Windows Mobile? That’s not really a thing anymore. But with the latest update to Windows, Microsoft is sending a message, that it cares about what kind of smartphone you’re using, and it’s tweaking Windows to play nice with it.
The Windows 10 October 2018 Update, which officially arrives today, has the usual security updates and new features, but it’s clear a big area of focus was building a stronger bridge between Windows and the mobile devices people actually use. That of course means iPhones and Androids since Microsoft all but abandoned supporting any version of Windows Phone or Windows Mobile in the past couple of years.
Well, mostly Androids. The phone companion app in the Windows update, Your Phone, has a multitude of abilities when paired with and Android handset. First and foremost, it lets you easily text from your PC. While there have been all kinds of different solutions for this for a long time (brands that straddle PC and Android, like Samsung, have been particularly active here), it’s nice to have something plug-and-play for any Android phone (Nougat or better).
Transferring photos, likewise, becomes a drag-and-drop exercise when you want to move them from phone to PC, letting you use Windows’ strong inking features to mark up pics, or just toss them in Word or PowerPoint files. No need to email pics to yourself anymore.
Unless you’re on an iPhone, that is. The Your Phone app’s abilities are severely limited for iPhone users, amounting to letting you pick up on your PC where you left off on your phone… as long as you’re using the Microsoft Edge browser in both places. Your Windows 10 Timeline (introduced in the April 2018 Update) will also incorporate what you did on your phone, although, again, only if the activity touched a Microsoft app.
The platform split continues: Starting in a preview today, Android users will be able to view their Windows Timeline on their phones via the Microsoft Launcher.
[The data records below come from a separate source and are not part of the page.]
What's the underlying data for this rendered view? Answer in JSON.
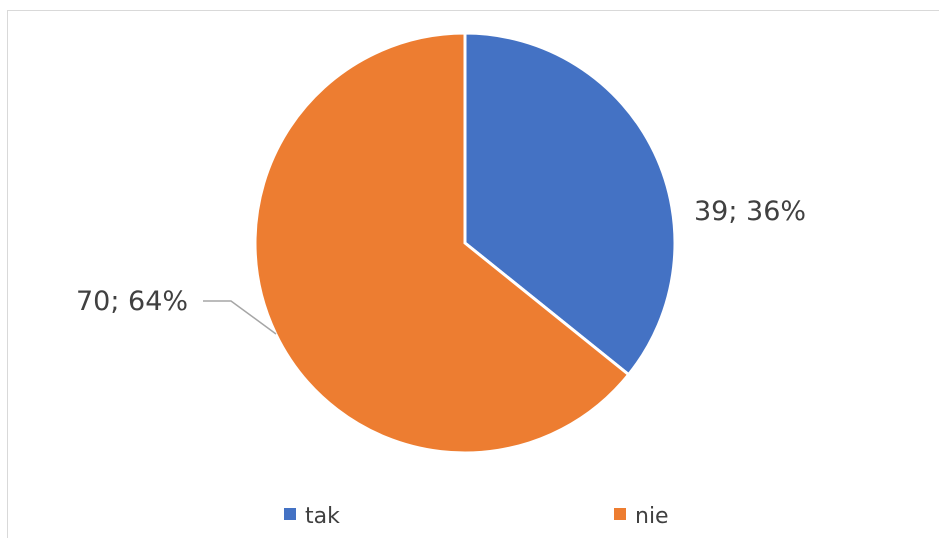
{
  "chart_data": {
    "type": "pie",
    "categories": [
      "tak",
      "nie"
    ],
    "values": [
      39,
      70
    ],
    "percent_labels": [
      "36%",
      "64%"
    ],
    "data_labels": [
      "39; 36%",
      "70; 64%"
    ],
    "colors": [
      "#4472C4",
      "#ED7D31"
    ],
    "start_angle_deg": 0,
    "direction": "clockwise",
    "legend_position": "bottom",
    "title": ""
  }
}
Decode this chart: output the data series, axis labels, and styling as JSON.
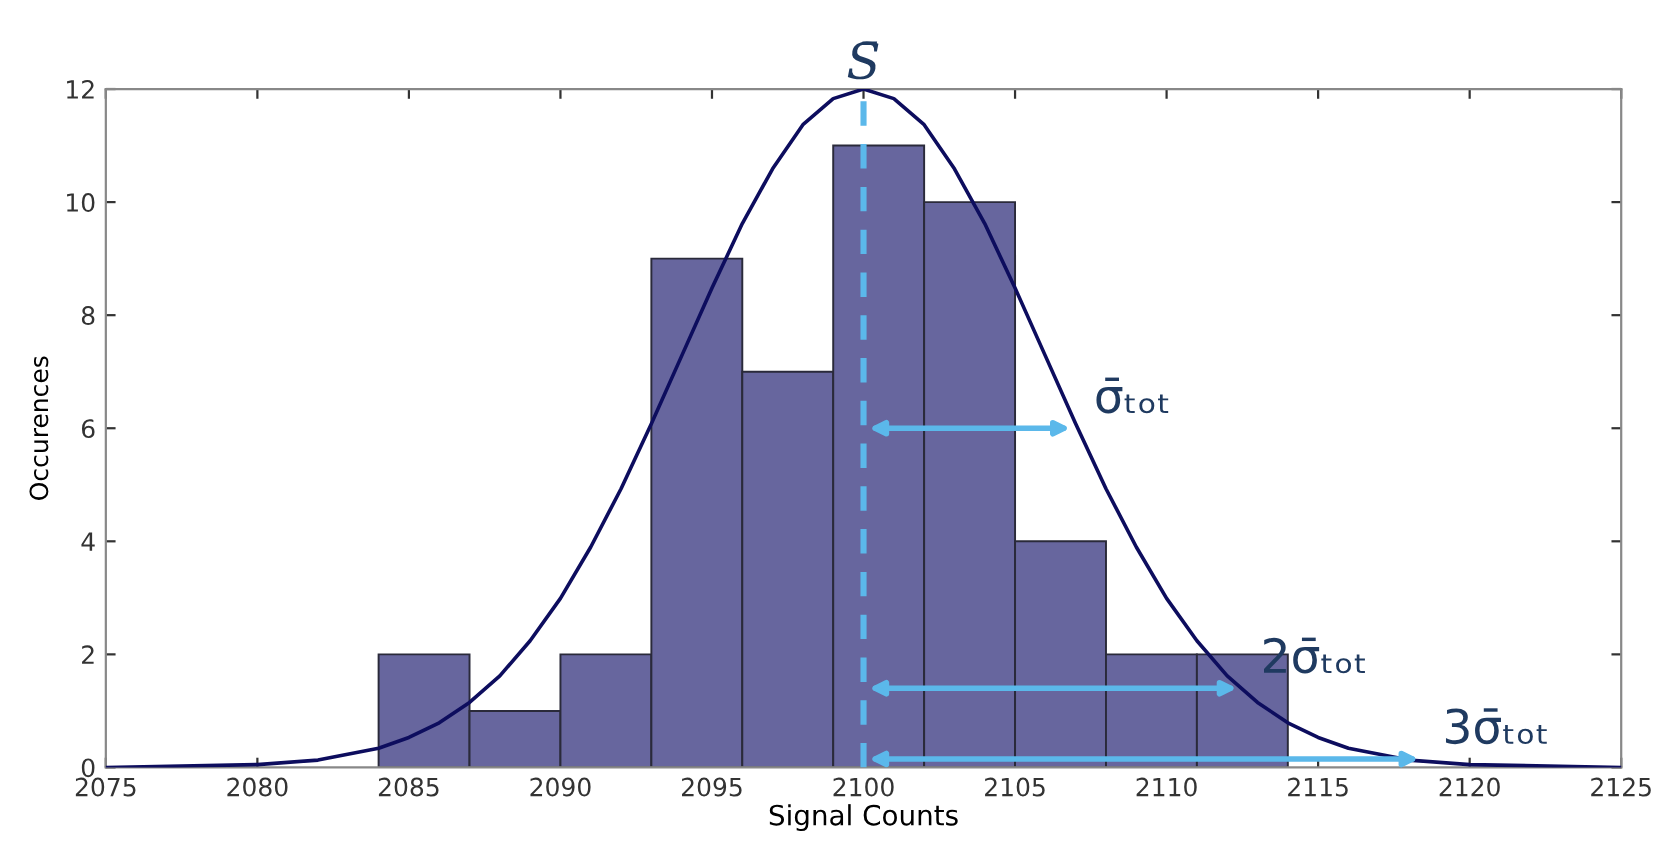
{
  "chart_data": {
    "type": "histogram",
    "xlabel": "Signal Counts",
    "ylabel": "Occurences",
    "xlim": [
      2075,
      2125
    ],
    "xticks": [
      2075,
      2080,
      2085,
      2090,
      2095,
      2100,
      2105,
      2110,
      2115,
      2120,
      2125
    ],
    "ylim": [
      0,
      12
    ],
    "yticks": [
      0,
      2,
      4,
      6,
      8,
      10,
      12
    ],
    "grid": false,
    "series": [
      {
        "color": "#67669e",
        "bins": [
          2084,
          2087,
          2090,
          2093,
          2096,
          2099,
          2102,
          2105,
          2108,
          2111,
          2114
        ],
        "values": [
          2,
          1,
          2,
          9,
          7,
          11,
          10,
          4,
          2,
          2
        ]
      },
      {
        "type": "line",
        "color": "#0d0d5e",
        "x": [
          2075,
          2080,
          2082,
          2084,
          2085,
          2086,
          2087,
          2088,
          2089,
          2090,
          2091,
          2092,
          2093,
          2094,
          2095,
          2096,
          2097,
          2098,
          2099,
          2100,
          2101,
          2102,
          2103,
          2104,
          2105,
          2106,
          2107,
          2108,
          2109,
          2110,
          2111,
          2112,
          2113,
          2114,
          2115,
          2116,
          2118,
          2120,
          2125
        ],
        "values": [
          0.0,
          0.05,
          0.13,
          0.34,
          0.53,
          0.79,
          1.15,
          1.62,
          2.24,
          2.99,
          3.9,
          4.93,
          6.08,
          7.28,
          8.48,
          9.62,
          10.59,
          11.37,
          11.83,
          12,
          11.83,
          11.37,
          10.59,
          9.62,
          8.48,
          7.28,
          6.08,
          4.93,
          3.9,
          2.99,
          2.24,
          1.62,
          1.15,
          0.79,
          0.53,
          0.34,
          0.13,
          0.05,
          0.0
        ]
      }
    ],
    "ref_lines": [
      {
        "axis": "x",
        "value": 2100,
        "label": "S̄",
        "color": "#5bb8ea",
        "line_style": "dashed"
      }
    ],
    "annotations": [
      {
        "text": "σ̄ₜₒₜ",
        "x": 2107,
        "y": 6
      },
      {
        "text": "2σ̄ₜₒₜ",
        "x": 2112.5,
        "y": 1.4
      },
      {
        "text": "3σ̄ₜₒₜ",
        "x": 2118.5,
        "y": 0.15
      }
    ]
  }
}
As for iPhone users, some kind of app version of that will come to iOS… eventually (Microsoft only said a preview was “coming soon”).
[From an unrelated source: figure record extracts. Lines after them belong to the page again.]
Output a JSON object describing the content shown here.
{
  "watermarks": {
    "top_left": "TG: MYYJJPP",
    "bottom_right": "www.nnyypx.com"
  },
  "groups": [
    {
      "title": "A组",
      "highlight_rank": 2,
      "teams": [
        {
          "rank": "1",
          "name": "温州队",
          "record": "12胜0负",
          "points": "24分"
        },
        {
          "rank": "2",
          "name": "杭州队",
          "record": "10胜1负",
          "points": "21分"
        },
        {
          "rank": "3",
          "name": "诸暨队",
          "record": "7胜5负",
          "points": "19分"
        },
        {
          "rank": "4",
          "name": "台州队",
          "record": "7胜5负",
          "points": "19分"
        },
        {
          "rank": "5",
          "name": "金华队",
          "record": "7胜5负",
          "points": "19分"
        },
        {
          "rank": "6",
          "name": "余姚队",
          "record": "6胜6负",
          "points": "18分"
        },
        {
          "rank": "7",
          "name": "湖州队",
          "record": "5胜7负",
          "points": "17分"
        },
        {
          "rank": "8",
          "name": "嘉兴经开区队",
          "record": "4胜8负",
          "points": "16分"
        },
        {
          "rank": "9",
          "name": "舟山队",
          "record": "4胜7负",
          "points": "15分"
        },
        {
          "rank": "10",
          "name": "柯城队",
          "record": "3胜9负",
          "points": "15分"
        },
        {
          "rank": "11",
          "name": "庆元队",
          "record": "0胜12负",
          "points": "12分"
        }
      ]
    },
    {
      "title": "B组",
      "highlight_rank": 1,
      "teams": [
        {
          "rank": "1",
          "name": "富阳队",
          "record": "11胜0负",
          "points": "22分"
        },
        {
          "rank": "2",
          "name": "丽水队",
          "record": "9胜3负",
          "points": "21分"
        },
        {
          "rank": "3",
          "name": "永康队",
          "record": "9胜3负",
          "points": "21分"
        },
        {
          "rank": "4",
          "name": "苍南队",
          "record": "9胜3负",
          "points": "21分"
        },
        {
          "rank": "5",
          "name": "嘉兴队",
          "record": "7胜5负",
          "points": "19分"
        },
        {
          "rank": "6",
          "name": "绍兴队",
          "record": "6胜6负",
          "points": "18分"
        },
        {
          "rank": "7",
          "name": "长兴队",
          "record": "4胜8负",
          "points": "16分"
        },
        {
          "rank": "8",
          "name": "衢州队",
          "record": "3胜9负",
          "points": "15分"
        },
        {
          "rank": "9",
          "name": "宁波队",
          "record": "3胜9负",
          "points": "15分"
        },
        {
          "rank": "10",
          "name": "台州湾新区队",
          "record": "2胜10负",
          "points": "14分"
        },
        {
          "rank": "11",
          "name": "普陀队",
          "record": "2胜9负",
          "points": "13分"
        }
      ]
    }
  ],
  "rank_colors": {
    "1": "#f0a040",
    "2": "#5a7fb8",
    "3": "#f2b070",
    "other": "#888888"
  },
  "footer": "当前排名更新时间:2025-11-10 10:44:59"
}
This underscores just how much of a walled garden Apple’s ecosystem is, and how much Apple holds up in-platform features like Continuity (where you can pick up on your Mac what you were doing on your iPhone) and iCloud (which syncs photos, videos, files, and other data among Apple devices) as premium features for customers who buy into that ecosystem completely. For Microsoft, whose only play left to make in mobile is to offer services on others’ platforms, that means it’s often on the outside looking in.
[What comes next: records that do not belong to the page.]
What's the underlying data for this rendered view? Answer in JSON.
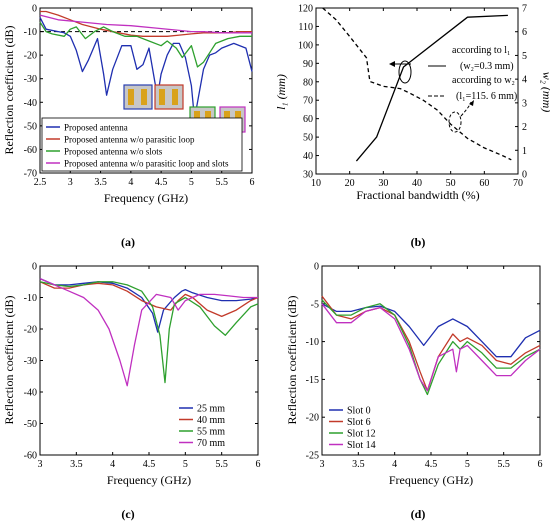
{
  "panel_labels": [
    "(a)",
    "(b)",
    "(c)",
    "(d)"
  ],
  "chart_data": [
    {
      "id": "a",
      "type": "line",
      "xlabel": "Frequency (GHz)",
      "ylabel": "Reflection coefficient (dB)",
      "xlim": [
        2.5,
        6
      ],
      "ylim": [
        -70,
        0
      ],
      "xticks": [
        2.5,
        3,
        3.5,
        4,
        4.5,
        5,
        5.5,
        6
      ],
      "yticks": [
        0,
        -10,
        -20,
        -30,
        -40,
        -50,
        -60,
        -70
      ],
      "grid": false,
      "legend_position": "bottom",
      "reference_line": -10,
      "series": [
        {
          "name": "Proposed antenna",
          "color": "#1f2fb0",
          "x": [
            2.5,
            2.6,
            2.8,
            2.9,
            3.0,
            3.1,
            3.2,
            3.3,
            3.45,
            3.55,
            3.6,
            3.7,
            3.85,
            4.0,
            4.1,
            4.2,
            4.3,
            4.4,
            4.45,
            4.5,
            4.6,
            4.7,
            4.8,
            4.9,
            5.0,
            5.05,
            5.1,
            5.2,
            5.3,
            5.4,
            5.5,
            5.7,
            5.9,
            6.0
          ],
          "y": [
            -4,
            -9,
            -10,
            -10.5,
            -12,
            -18,
            -27,
            -22,
            -13,
            -28,
            -37,
            -26,
            -16,
            -16,
            -26,
            -24,
            -17,
            -32,
            -36,
            -28,
            -20,
            -15,
            -15,
            -21,
            -33,
            -47,
            -40,
            -26,
            -20,
            -19,
            -17,
            -15,
            -17,
            -27
          ]
        },
        {
          "name": "Proposed antenna w/o parasitic loop",
          "color": "#c23a2a",
          "x": [
            2.5,
            2.6,
            2.8,
            3.0,
            3.2,
            3.5,
            3.8,
            4.0,
            4.2,
            4.4,
            4.6,
            4.8,
            5.0,
            5.2,
            5.4,
            5.6,
            5.8,
            6.0
          ],
          "y": [
            -1.5,
            -1.5,
            -3,
            -5,
            -7,
            -9,
            -10.5,
            -11.5,
            -12,
            -12,
            -12,
            -11.5,
            -11,
            -10.5,
            -10.5,
            -10.5,
            -10,
            -10
          ]
        },
        {
          "name": "Proposed antenna w/o  slots",
          "color": "#2ea02e",
          "x": [
            2.5,
            2.6,
            2.7,
            2.9,
            3.0,
            3.1,
            3.25,
            3.4,
            3.55,
            3.7,
            3.9,
            4.1,
            4.3,
            4.5,
            4.6,
            4.75,
            4.85,
            5.0,
            5.1,
            5.2,
            5.3,
            5.4,
            5.6,
            5.8,
            6.0
          ],
          "y": [
            -6,
            -10,
            -11,
            -12,
            -9,
            -8,
            -13,
            -10,
            -8,
            -10,
            -12,
            -12,
            -14,
            -16,
            -14,
            -17,
            -21,
            -16,
            -25,
            -23,
            -19,
            -15,
            -13,
            -12,
            -12
          ]
        },
        {
          "name": "Proposed antenna w/o parasitic loop and slots",
          "color": "#c030c0",
          "x": [
            2.5,
            2.8,
            3.2,
            3.6,
            4.0,
            4.4,
            4.8,
            5.0,
            5.2,
            5.5,
            5.8,
            6.0
          ],
          "y": [
            -3,
            -5,
            -6,
            -7,
            -7.5,
            -8.5,
            -9.5,
            -10,
            -10,
            -10.5,
            -10.5,
            -10.5
          ]
        }
      ]
    },
    {
      "id": "b",
      "type": "line",
      "xlabel": "Fractional bandwidth (%)",
      "ylabel": "l₁ (mm)",
      "ylabel_right": "w₂ (mm)",
      "xlim": [
        10,
        70
      ],
      "ylim": [
        30,
        120
      ],
      "ylim_right": [
        0,
        7
      ],
      "xticks": [
        10,
        20,
        30,
        40,
        50,
        60,
        70
      ],
      "yticks": [
        30,
        40,
        50,
        60,
        70,
        80,
        90,
        100,
        110,
        120
      ],
      "yticks_right": [
        0,
        1,
        2,
        3,
        4,
        5,
        6,
        7
      ],
      "grid": false,
      "series": [
        {
          "name": "according to l₁",
          "name_sub": "(w₂=0.3 mm)",
          "axis": "left",
          "style": "solid",
          "color": "#000000",
          "x": [
            22,
            28,
            36,
            55,
            67
          ],
          "y": [
            37,
            50,
            88,
            115,
            116
          ]
        },
        {
          "name": "according to w₂",
          "name_sub": "(l₁=115. 6 mm)",
          "axis": "right",
          "style": "dashed",
          "color": "#000000",
          "x": [
            12,
            16,
            20,
            25,
            26,
            30,
            35,
            38,
            42,
            46,
            50,
            55,
            60,
            65,
            68
          ],
          "y": [
            7,
            6.5,
            5.8,
            4.9,
            3.9,
            3.7,
            3.6,
            3.4,
            3.1,
            2.7,
            2.1,
            1.5,
            1.1,
            0.8,
            0.6
          ]
        }
      ]
    },
    {
      "id": "c",
      "type": "line",
      "xlabel": "Frequency (GHz)",
      "ylabel": "Reflection coefficient (dB)",
      "xlim": [
        3,
        6
      ],
      "ylim": [
        -60,
        0
      ],
      "xticks": [
        3,
        3.5,
        4,
        4.5,
        5,
        5.5,
        6
      ],
      "yticks": [
        0,
        -10,
        -20,
        -30,
        -40,
        -50,
        -60
      ],
      "grid": false,
      "legend_position": "bottom-right",
      "series": [
        {
          "name": "25 mm",
          "color": "#1f2fb0",
          "x": [
            3.0,
            3.2,
            3.4,
            3.6,
            3.8,
            4.0,
            4.2,
            4.4,
            4.55,
            4.62,
            4.7,
            4.85,
            4.95,
            5.0,
            5.1,
            5.3,
            5.5,
            5.7,
            5.9,
            6.0
          ],
          "y": [
            -4,
            -6,
            -6,
            -5.5,
            -5,
            -5.5,
            -7,
            -10,
            -15,
            -21,
            -14,
            -10,
            -8,
            -7.5,
            -8.5,
            -10,
            -11,
            -11,
            -10.5,
            -10
          ]
        },
        {
          "name": "40 mm",
          "color": "#c23a2a",
          "x": [
            3.0,
            3.2,
            3.4,
            3.6,
            3.8,
            4.0,
            4.2,
            4.4,
            4.6,
            4.8,
            4.9,
            5.0,
            5.1,
            5.3,
            5.5,
            5.7,
            5.9,
            6.0
          ],
          "y": [
            -5,
            -7,
            -7,
            -6,
            -5.5,
            -6,
            -8,
            -11,
            -13,
            -14,
            -11,
            -9,
            -10,
            -14,
            -16,
            -14,
            -11,
            -10
          ]
        },
        {
          "name": "55 mm",
          "color": "#2ea02e",
          "x": [
            3.0,
            3.2,
            3.4,
            3.6,
            3.8,
            4.0,
            4.2,
            4.4,
            4.55,
            4.65,
            4.72,
            4.78,
            4.85,
            5.0,
            5.2,
            5.4,
            5.55,
            5.7,
            5.9,
            6.0
          ],
          "y": [
            -5,
            -6,
            -6.5,
            -6,
            -5,
            -5,
            -6,
            -8,
            -13,
            -22,
            -37,
            -20,
            -12,
            -10,
            -13,
            -19,
            -22,
            -18,
            -13,
            -12
          ]
        },
        {
          "name": "70 mm",
          "color": "#c030c0",
          "x": [
            3.0,
            3.2,
            3.4,
            3.6,
            3.8,
            3.95,
            4.1,
            4.2,
            4.3,
            4.4,
            4.6,
            4.8,
            4.9,
            5.0,
            5.2,
            5.4,
            5.6,
            5.8,
            6.0
          ],
          "y": [
            -4,
            -6,
            -8,
            -10,
            -14,
            -20,
            -30,
            -38,
            -25,
            -14,
            -9,
            -10,
            -14,
            -11,
            -9,
            -9,
            -9.5,
            -10,
            -10
          ]
        }
      ]
    },
    {
      "id": "d",
      "type": "line",
      "xlabel": "Frequency (GHz)",
      "ylabel": "Reflection coefficient (dB)",
      "xlim": [
        3,
        6
      ],
      "ylim": [
        -25,
        0
      ],
      "xticks": [
        3,
        3.5,
        4,
        4.5,
        5,
        5.5,
        6
      ],
      "yticks": [
        0,
        -5,
        -10,
        -15,
        -20,
        -25
      ],
      "grid": false,
      "legend_position": "bottom-left",
      "series": [
        {
          "name": "Slot 0",
          "color": "#1f2fb0",
          "x": [
            3.0,
            3.2,
            3.4,
            3.6,
            3.8,
            4.0,
            4.2,
            4.4,
            4.6,
            4.8,
            5.0,
            5.2,
            5.4,
            5.6,
            5.8,
            6.0
          ],
          "y": [
            -5,
            -6,
            -6,
            -5.5,
            -5.3,
            -6,
            -8,
            -10.5,
            -8,
            -7,
            -8,
            -10,
            -12,
            -12,
            -9.5,
            -8.5
          ]
        },
        {
          "name": "Slot 6",
          "color": "#c23a2a",
          "x": [
            3.0,
            3.2,
            3.4,
            3.6,
            3.8,
            4.0,
            4.2,
            4.35,
            4.45,
            4.6,
            4.8,
            4.9,
            5.0,
            5.2,
            5.4,
            5.6,
            5.8,
            6.0
          ],
          "y": [
            -4,
            -6.5,
            -7,
            -6,
            -5.5,
            -6.5,
            -10,
            -14,
            -16.5,
            -12,
            -9,
            -10,
            -9.5,
            -10.5,
            -12.5,
            -13,
            -11.5,
            -10.5
          ]
        },
        {
          "name": "Slot 12",
          "color": "#2ea02e",
          "x": [
            3.0,
            3.2,
            3.4,
            3.6,
            3.8,
            4.0,
            4.2,
            4.35,
            4.45,
            4.6,
            4.8,
            4.9,
            5.0,
            5.2,
            5.4,
            5.6,
            5.8,
            6.0
          ],
          "y": [
            -4.5,
            -6.5,
            -6.5,
            -5.5,
            -5,
            -6.5,
            -10.5,
            -15,
            -17,
            -13,
            -10,
            -11,
            -10,
            -11.5,
            -13.5,
            -13.5,
            -12,
            -11
          ]
        },
        {
          "name": "Slot 14",
          "color": "#c030c0",
          "x": [
            3.0,
            3.2,
            3.4,
            3.6,
            3.8,
            4.0,
            4.2,
            4.35,
            4.45,
            4.6,
            4.8,
            4.85,
            4.9,
            5.0,
            5.2,
            5.4,
            5.6,
            5.8,
            6.0
          ],
          "y": [
            -5,
            -7.5,
            -7.5,
            -6,
            -5.5,
            -7,
            -11,
            -15,
            -16.5,
            -12,
            -11,
            -14,
            -11,
            -10.5,
            -12.5,
            -14.5,
            -14.5,
            -12.5,
            -11
          ]
        }
      ]
    }
  ]
}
Android, on the other hand, is an inherently more open system, and that gives Microsoft a lot more wiggle room. Not to mention influence — 10 years after its inception, Android has become the dominant operating system in the entire world, particularly outside the U.S. Given the new phone features in the Windows update, any business or individual who uses PCs and Microsoft services as a daily drive on desktop has got to be at least considering Android for their mobile needs.
Reversing the equation, if you’re on Android, and you need a laptop, Windows is now officially friendly territory. Given the longstanding enmity between Microsoft and Google, it’s a bit surprising that this is where we ended up.
Office 365 upgrades and more
Besides the mobile features, the Windows 10 October 2018 Update has a few more goodies Microsoft has been a big proponent of inking on PCs ever since it went “all in” on touch in Windows 8, and now it’s taking things even further: Word and PowerPoint in Office 365 will now support handwritten bulleted lists, flowcharts and diagrams, and even Smart Art icons. Which means, just draw your chart or icon, and the app will use AI to figure out what it is and turn it into something presentation-worthy.
PowerPoint and Word will also get built-in animations for 3D models, plus some new pen gestures, letting you quickly mark things like line breaks or inserting a new word into a sentence.
Microsoft Edge gets some minor upgrades, including a grammar tool that will highlight specific parts of speech (like verbs), an offline dictionary, and a line focus feature that can help you stay on track while reading by highlighting every other line (or every few lines) of a text-heavy web page.
A big feature Microsoft is working on but doesn’t yet have a launch date is incorporating Chrome and Firefox into the Windows Timeline. For Chrome in particular, which is the No. 1 web browser in the world, Timeline compatibility would go a long way toward making the feature truly useful.
While the iPhone will remain the final frontier for Windows compatibility, the latest update to Windows fills in more than a few blanks, especially for Android users. As efficient as Windows 10 has become, almost nobody lives in Microsoft’s ecosystem completely, and the October 2018 Update wisely acknowledges that fact by making those detours as smooth as possible.